November gets profound poets like Kenneth Rexroth, who most people haven't heard of, saying things like, "November comes to the forest," and:

We stand in the snowy twilight
And watch the moon rise in a breach of cloud.
Between the black pines lie narrow bands of moonlight,
Glimmering with floating snow.
An owl cries in the sifting darkness.
The moon has a sheen like a glacier.

November is the simplest month. No costumes, no pretenses, no shopping overdose, just family, food and a blank slate between two louder siblings.

November is a fireside view of winter coming, reflected.


* Photo is of the Arado Weehouse in Pepin, Wisc., by Alchemy Architects.

Tuesday, November 5, 2013

Cold Bones


Cold bones shake the soul awake.

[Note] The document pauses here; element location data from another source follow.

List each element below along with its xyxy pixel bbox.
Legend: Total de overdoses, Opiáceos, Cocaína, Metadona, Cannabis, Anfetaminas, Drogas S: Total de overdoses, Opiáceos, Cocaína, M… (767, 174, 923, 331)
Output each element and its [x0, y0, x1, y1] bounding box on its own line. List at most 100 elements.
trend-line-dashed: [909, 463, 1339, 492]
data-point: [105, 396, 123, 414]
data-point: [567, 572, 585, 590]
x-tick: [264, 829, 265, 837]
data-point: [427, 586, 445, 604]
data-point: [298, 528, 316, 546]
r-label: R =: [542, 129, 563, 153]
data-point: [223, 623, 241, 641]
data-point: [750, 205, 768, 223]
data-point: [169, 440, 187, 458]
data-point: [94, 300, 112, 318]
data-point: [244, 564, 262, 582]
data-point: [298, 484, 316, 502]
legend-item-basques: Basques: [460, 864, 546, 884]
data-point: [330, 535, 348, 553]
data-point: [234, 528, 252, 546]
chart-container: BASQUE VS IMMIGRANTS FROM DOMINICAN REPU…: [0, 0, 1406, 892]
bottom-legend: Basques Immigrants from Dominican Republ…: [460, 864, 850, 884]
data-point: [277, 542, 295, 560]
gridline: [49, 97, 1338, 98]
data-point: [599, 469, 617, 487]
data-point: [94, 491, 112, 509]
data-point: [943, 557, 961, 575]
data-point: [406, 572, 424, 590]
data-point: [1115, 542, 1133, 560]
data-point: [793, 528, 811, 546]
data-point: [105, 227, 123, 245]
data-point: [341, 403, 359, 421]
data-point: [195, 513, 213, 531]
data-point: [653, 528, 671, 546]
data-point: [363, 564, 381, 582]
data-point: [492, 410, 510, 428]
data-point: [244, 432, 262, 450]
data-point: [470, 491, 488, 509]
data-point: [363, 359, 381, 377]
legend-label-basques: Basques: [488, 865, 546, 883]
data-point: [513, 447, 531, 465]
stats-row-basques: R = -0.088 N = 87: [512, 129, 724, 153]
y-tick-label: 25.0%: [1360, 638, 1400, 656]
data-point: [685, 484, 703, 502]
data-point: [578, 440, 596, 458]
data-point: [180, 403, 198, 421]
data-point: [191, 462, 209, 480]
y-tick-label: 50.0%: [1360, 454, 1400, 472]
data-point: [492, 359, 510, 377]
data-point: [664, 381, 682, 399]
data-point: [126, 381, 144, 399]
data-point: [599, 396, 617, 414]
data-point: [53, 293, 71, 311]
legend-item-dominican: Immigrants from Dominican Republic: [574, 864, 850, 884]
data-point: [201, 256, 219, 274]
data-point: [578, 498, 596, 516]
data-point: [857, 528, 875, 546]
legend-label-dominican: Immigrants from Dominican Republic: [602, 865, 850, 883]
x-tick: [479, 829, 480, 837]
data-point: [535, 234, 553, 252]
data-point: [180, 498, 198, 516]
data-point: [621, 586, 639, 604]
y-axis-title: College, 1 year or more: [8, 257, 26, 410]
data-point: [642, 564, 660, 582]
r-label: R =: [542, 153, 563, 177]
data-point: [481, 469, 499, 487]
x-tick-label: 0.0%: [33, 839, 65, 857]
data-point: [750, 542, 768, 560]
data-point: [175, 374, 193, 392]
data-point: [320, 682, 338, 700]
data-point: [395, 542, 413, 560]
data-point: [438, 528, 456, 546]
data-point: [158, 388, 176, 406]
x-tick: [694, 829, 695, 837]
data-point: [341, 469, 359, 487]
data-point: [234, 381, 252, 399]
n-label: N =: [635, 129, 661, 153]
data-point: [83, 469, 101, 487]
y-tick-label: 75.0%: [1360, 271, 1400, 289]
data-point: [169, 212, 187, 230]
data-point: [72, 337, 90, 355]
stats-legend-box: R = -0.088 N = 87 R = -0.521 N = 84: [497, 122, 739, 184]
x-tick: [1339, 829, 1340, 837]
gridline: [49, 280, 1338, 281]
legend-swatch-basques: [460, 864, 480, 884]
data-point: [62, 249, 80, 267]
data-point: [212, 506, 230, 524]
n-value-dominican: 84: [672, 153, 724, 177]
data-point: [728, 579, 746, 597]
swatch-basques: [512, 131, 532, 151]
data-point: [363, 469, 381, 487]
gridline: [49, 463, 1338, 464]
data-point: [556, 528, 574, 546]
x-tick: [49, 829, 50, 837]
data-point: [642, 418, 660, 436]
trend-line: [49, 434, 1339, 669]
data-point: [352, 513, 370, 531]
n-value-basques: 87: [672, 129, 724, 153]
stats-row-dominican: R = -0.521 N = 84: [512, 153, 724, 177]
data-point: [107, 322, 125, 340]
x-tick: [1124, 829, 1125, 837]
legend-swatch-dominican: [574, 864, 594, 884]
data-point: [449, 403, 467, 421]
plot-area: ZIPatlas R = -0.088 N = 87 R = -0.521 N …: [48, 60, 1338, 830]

They toughen the skin.

Cold bones make a warm house happier. They make sweat from a winter run better earned than money.

Cold bones dig down jackets and newbie hats. They are a fan of thermos coffee on the sidelines of a kids' game.

Cold bones seek out bonfires and bourbon's bite. Stout beer is made for cold bones.

Adventures are made up largely of cold bones and innovation and shelter owe their lives to cold bones.

Mountains are not climbed without cold bones and no deer stand or duck blind can tell a story without cold bones.

In the summer, I wake up, walk outside and feel no different. Life is unchanged. Perspective still groggy.

In the winter, cold bones remind me I am alive.